Pilgern - Erfahrungsberichte

Abschluss auf dem Hülfensberg

von Margit Skopnik-Lambach (14.07.2013)

14. Juli 2013 - von Margit Skopnik-Lambach
Abschluss im Franziskanerkloster Hülfensberg

Zum zweiten Mal in meinem Pilgerleben darf ich unter dem liebevollen Blick des "Gehülfen" einschlafen - dankbar, gesammelt und getrost. Es war wieder mal ein guter Weg, den wir miteinander gegangen sind bis hierher. Ich erinnere mich an intensive Gespräche: An Belastendes, das wir voreinander ausgesprochen und zu Gott gebracht haben - und an das befreite Singen und Lachen - wie wunderbar!

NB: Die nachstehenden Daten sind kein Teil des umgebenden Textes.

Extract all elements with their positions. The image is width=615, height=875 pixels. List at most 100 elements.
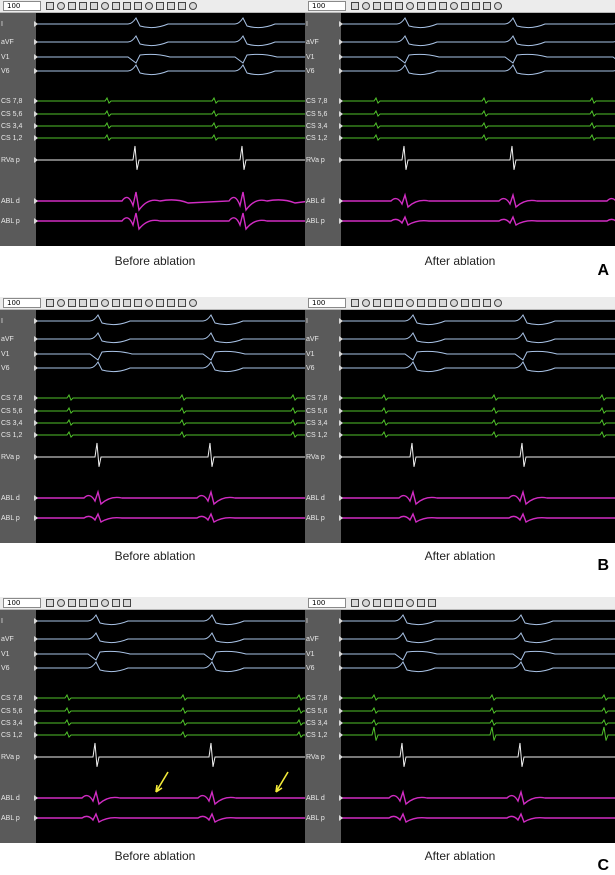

Um 6.30 Uhr kommt unsere Nachtigall Jaqueline und stimmt uns ein auf den neuen Tag mit ihrem Danke-Lied. Wir "Kirchenschläfer" räkeln uns noch mal genüsslich und stehen dann langsam auf. Alles muss eingepackt und verstaut werden, damit der Raum frei ist für den Gottesdienst. Und dann versammeln wir uns alle Gästehaus zum Frühstücken: Ach, ist das schön! Nach dem Aufräumen geht es ans Verbrennen der Fürbitten, die wir am Kreuz auf dem Weg mit-getragen haben. Pater Rolf betet und erklärt, dass unsere Gebetsanliegen nun mit Weihrauch zu Gott aufsteigen. Wie gut, dass wir alles so an unseren Vater im Himmel abgeben können!

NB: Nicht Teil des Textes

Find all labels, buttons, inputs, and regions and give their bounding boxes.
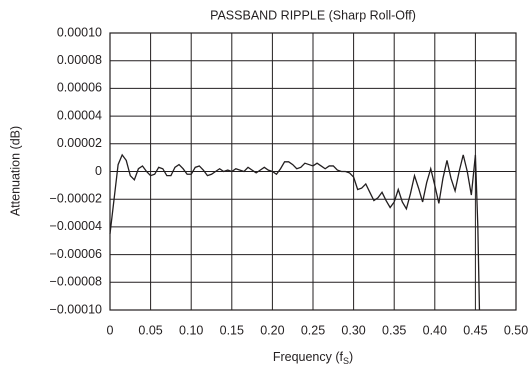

Ja, wir haben es erlebt: Gott war mit uns auf dem Weg! Und wir waren miteinander unterwegs: Brüder und Schwestern, alle mit der gleichen Sehnsucht im Herzen: das eigene Leben neu vor Gott auszubreiten, Wichtiges und Unwichtiges zu "sortieren", Altes loszulassen, für Gott und Menschen ein Wohl-Gefallen zu sein. Bei den Abschieds-Worten und Umarmungen merken wir, wie intensiv wir zusammenge-wachsen sind: Wir haben ein Stück unseres Lebens miteinander geteilt - und das wirkt nach. So offen, wie wir hier miteinander geredet und gelebt haben, das gibt es im Alltag nicht so leicht. Natürlich bleiben auch beim Pilgern Enttäuschungen übereinander nicht aus, aber beim Ansprechen und Klären tut sich ein neues Feld für Verständnis und Vergebung auf. Ja, es ist ein echtes "Lebens-Laboratorium": wir probieren aus, was "alle Tage" tragen kann…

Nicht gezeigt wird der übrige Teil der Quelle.